Vous allez réussir à détruire le gardien de l’équipe adverse. Pousser votre ligne plus loin deviendra donc plus dangereux puisque vous devrez pénétrer davantage en territoire hostile. Dans cette position, vous êtes vulnérables aux embuscades. C’est donc probablement le temps de vous tourner vers les autres lignes et de supporter celles qui ont besoin d’aide. Félicitations, vous êtes entrés dans la phase #2!

Si ça va mal

Vous allez être repoussés jusqu’à votre gardien. Vos adversaires sembleront mieux coordonnés et très agressifs et vous serez donc mis sous pression. Pas de panique! Restez sous le couvert de votre gardien, continuez à last-hit et évitez de pousser votre ligne pour que vos adversaires soient obligés de jouer proche de votre gardien. Finalement, communiquez votre situation précaire à vos alliés. Peut-être que certains d’entre eux connaissent un meilleur début de partie et pourront venir vous aider. Surtout, ne devenez pas démoralisés, la première phase n’est jamais définitive. Si vos adversaires viennent à détruire votre gardien, ils vont probablement commencer à assister les autres lignes et vous aurez plus d’espace pour les rattraper dans votre farm.

Talents à développer

Les talents ci-dessous devraient être sur votre radar une fois que vous vous sentez confortables dans les objectifs fondamentaux de la première phase.

  • Calling miss: Si un héros adverse manque à l’appel, c’est bien d’en informer votre équipe. L’adversaire aurait pu décider d’aller dans une ligne voisine pour une ambuscade (gank) sur vos alliés.
  • Jungle Timings: apprenez les moments auxquels les creeps neutres et autres sources d’argent apparaissent près de vous. Consultez cette vidéo: Deadlock Guide: Full Breakdown of Match Key Timings (Cheat Sheet Included)
  • Creep Wave Control: apprenez à contrôler la creep wave. Par exemple, n’endommagez pas les creeps adverses sauf au tout dernier moment. Cela permettra de garder la wave en place OU de la rapprocher de votre gardien si les adversaires poussent. Au contraire, si vous tuez rapidement les creeps adverses, votre ligne sera poussée sur le gardien ennemi (shove). Il est recommandé de pousser votre ligne dans le gardien adverse avant d’aller faire des achats ou des objectifs secondaires.

Phase #2 – Roaming

Le roaming est une phase mobile assez difficile à saisir pour les nouveaux joueurs. D’abord, parce que tous n’y entrent pas en même temps. Les joueurs qui ont gagné leur ligne entreront en roaming plus rapidement tandis que ceux qui tirent de l’arrière y arriveront plus tard. C’est justement aux alliés en avance de porter assistance aux lignes défavorables pour tenter d’effacer l’avantage adverse. Cette phase se complète généralement au moment où les walkers ennemis sont détruits et que le mid-boss vient d’être complété.

Objectifs:

  • Tuer les adversaires qui ont connu un bon début de partie
  • Détruire les Walkers adverses
  • Sécuriser les urnes

Stratégie générale

Bravo, vous avez gagné votre ligne. C’est le temps d’aider vos alliés. Surveillez la minimap et identifiez des lignes qui pourraient être attaquées. Les meilleures lignes seront celles qui sont poussées dans votre territoire et qui n’ont qu’un ou deux adversaires. Coordonnez-vous avec vos alliés proches de cette ligne quant à savoir s’ils peuvent vous assister dans votre embuscade. Comme bonus, prenez le temps de tuer les creeps neutres et de récolter les boîtes lorsque vous vous dirigez vers votre cible.

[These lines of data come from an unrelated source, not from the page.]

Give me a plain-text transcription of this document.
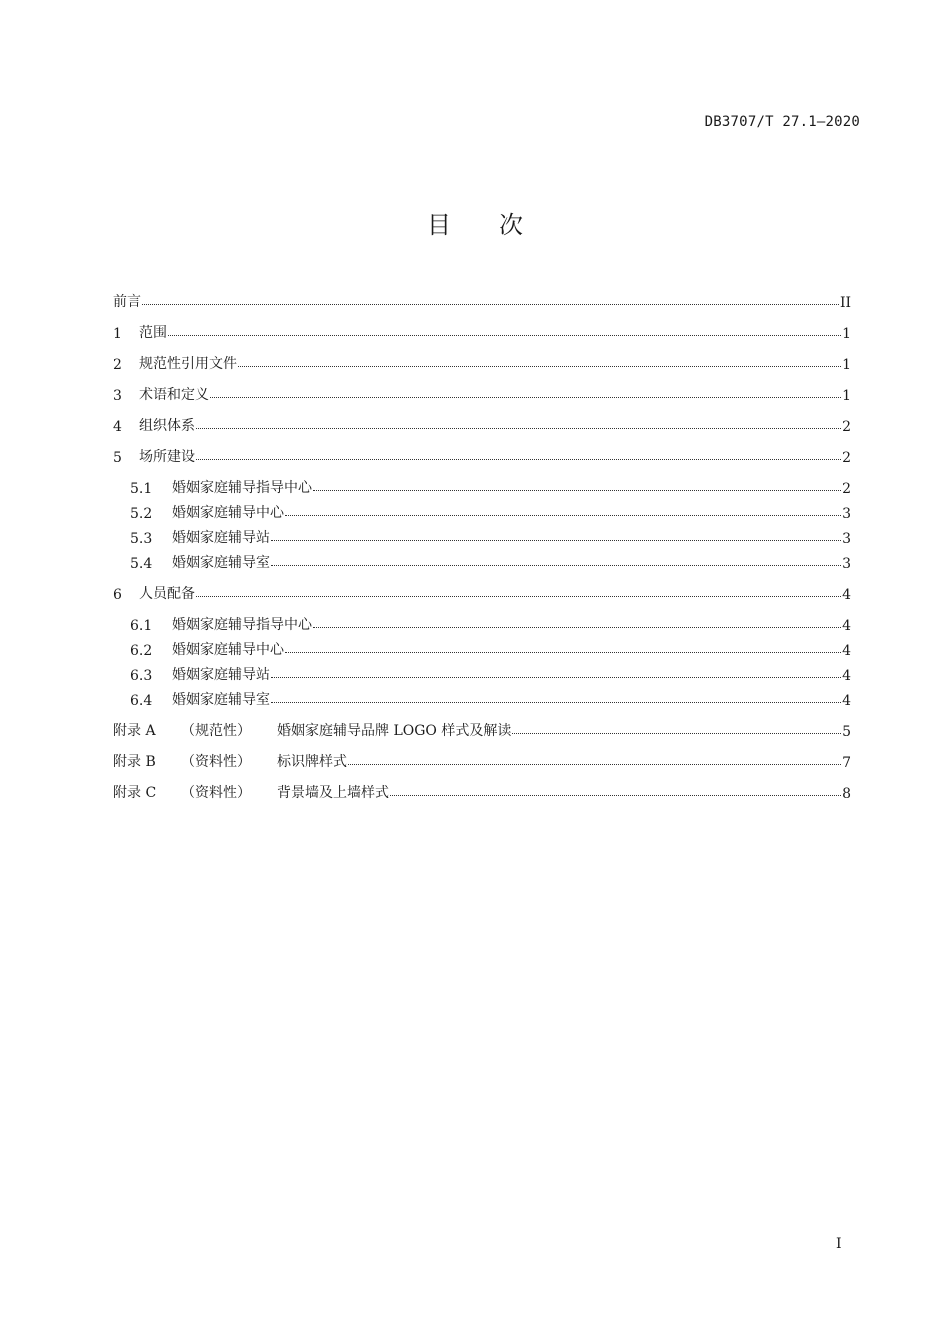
DB3707/T 27.1—2020
目 次
前言	II
1	范围	1
2	规范性引用文件	1
3	术语和定义	1
4	组织体系	2
5	场所建设	2
5.1	婚姻家庭辅导指导中心	2
5.2	婚姻家庭辅导中心	3
5.3	婚姻家庭辅导站	3
5.4	婚姻家庭辅导室	3
6	人员配备	4
6.1	婚姻家庭辅导指导中心	4
6.2	婚姻家庭辅导中心	4
6.3	婚姻家庭辅导站	4
6.4	婚姻家庭辅导室	4
附录 A	（规范性）	婚姻家庭辅导品牌 LOGO 样式及解读	5
附录 B	（资料性）	标识牌样式	7
附录 C	（资料性）	背景墙及上墙样式	8
I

Lorsqu’il n’y a pas de ligne propice à une telle manœuvre, tournez-vous vers l’urne. Sécurisez l’urne est primordial pour creusez le différentiel de farm global et vous assurez des team fights décisifs en fin de partie.

Lorsque vous êtes en supériorité numérique (+1-2 héros), poussez une ligne avec des alliés pour détruire un walker. Ça va forcer les adversaires à venir défendre, ce qui vous permettra de les tuer (meilleur scénario) ou d’acheter du temps à vos autres alliés qui pourront alors compléter un objectif tel que l’urne.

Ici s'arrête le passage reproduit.